Seeing no immediate threat, they gathered around Paul demanding an explanation. Paul explained his plan and finally convinced Mr. Tully as well as everyone else to let him try and correct his mistake. Paul headed down the road with a double bladed axe on his shoulder. He was followed by Tiny the elephant with a long heavy chain trailing from her trunk. Matma, her trainer, occupying his usual spot just behind her ears.
It wasn't long before Paul found what he was looking for and disappeared into the forest. He stepped up to and cut down a very tall, straight, fir tree. After it fell, he cut off its top and then the limbs. Paul stepped to another tall fir and repeated the process. In about an hour, Paul and Matma had two dozen cut firs trees laying on the road. Wrapping the heavy chain around the butt ends of the trees, he motioned to Matma. Paul hooked the chain to Tiny's work chain and gave Matma the signal. On the second try, Tiny got the bundle of trees moving.

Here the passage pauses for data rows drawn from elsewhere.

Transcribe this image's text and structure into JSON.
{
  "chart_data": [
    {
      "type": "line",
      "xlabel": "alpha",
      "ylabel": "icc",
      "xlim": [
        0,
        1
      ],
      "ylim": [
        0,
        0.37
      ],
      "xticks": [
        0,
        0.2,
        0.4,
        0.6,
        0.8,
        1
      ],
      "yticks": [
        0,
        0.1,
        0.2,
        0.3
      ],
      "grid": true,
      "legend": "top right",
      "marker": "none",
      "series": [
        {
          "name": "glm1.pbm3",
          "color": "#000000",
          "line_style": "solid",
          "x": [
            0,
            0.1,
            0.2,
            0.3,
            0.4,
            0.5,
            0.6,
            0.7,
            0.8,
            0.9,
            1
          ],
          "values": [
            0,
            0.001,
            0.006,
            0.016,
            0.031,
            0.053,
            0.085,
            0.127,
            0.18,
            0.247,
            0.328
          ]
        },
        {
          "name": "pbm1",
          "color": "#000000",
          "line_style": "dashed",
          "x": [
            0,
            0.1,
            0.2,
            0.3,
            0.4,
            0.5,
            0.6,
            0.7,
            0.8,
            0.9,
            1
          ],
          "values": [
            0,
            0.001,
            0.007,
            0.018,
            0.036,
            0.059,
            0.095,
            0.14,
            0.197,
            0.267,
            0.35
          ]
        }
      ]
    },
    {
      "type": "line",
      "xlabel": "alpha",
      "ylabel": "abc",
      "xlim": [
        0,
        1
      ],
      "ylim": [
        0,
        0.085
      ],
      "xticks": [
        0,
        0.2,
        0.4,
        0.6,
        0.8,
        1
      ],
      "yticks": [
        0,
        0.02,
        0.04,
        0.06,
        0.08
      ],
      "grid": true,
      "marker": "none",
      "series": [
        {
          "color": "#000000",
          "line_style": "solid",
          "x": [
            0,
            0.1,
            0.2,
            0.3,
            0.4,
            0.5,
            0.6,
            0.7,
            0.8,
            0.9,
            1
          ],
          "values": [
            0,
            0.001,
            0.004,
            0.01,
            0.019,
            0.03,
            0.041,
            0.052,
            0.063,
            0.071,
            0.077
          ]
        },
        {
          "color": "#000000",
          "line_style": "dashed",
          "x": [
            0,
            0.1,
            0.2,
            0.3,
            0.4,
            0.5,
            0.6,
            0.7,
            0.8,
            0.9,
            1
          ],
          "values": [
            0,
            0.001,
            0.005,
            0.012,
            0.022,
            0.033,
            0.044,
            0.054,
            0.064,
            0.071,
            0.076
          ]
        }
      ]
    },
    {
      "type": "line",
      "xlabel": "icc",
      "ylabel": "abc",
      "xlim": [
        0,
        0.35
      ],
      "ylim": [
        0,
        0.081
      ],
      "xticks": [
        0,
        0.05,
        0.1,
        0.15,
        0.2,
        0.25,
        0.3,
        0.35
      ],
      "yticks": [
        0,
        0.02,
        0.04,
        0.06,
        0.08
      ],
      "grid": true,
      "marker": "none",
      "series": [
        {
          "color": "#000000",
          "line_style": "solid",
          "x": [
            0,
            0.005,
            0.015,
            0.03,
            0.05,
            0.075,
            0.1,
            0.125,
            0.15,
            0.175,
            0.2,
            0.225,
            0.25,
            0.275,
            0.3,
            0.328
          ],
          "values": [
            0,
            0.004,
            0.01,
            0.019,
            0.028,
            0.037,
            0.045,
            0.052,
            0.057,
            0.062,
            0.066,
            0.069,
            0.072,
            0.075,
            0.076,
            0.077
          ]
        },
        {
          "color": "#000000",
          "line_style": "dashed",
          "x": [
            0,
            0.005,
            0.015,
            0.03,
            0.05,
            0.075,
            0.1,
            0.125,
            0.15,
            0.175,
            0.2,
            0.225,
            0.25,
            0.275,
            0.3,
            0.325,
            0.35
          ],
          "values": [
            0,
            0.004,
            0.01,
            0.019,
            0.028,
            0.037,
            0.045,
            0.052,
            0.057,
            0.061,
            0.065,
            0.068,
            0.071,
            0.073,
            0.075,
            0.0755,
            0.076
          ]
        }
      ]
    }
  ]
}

A shout rang out as Paul, Matma, Tiny and her bundle of trees crested the top of the hill at the edge of town. Everyone chipped in and worked like they had never worked before. By 1 PM, the broken poles had been replaced with the new trees Paul had cut. The big top once again reached for the sky and the circus was back in business ready for their afternoon performance. The circus had been saved.
That fate-full Friday the 13th changed many things forever. Most circus people are still superstitious. Many people still believe that Friday the 13th is bad luck. And almost all of the remaining circuses have switched from wood to the new aluminum tent poles.
And Paul? Well, that was a very eventful day for good Ol' Paul Bunyan. He brought down the house, ruined the circus, lost his job and cost his friends their jobs. He had an epiphany, saved the circus restored his friends jobs as well as their faith in him. Paul would never forget as long as he lived that the consequences of his actions affect not only him, but other people as well!
While saving the circus Paul had realized his true calling as a lumberjack. He quickly returned home to see his parents and set things right with them before heading to the woods to start his new career as a logger, creating commercial logging. And no matter wherever Paul went, the circus would always have a special place in his heart And now as Paul Harvey would say, “Now you know the rest of the story.”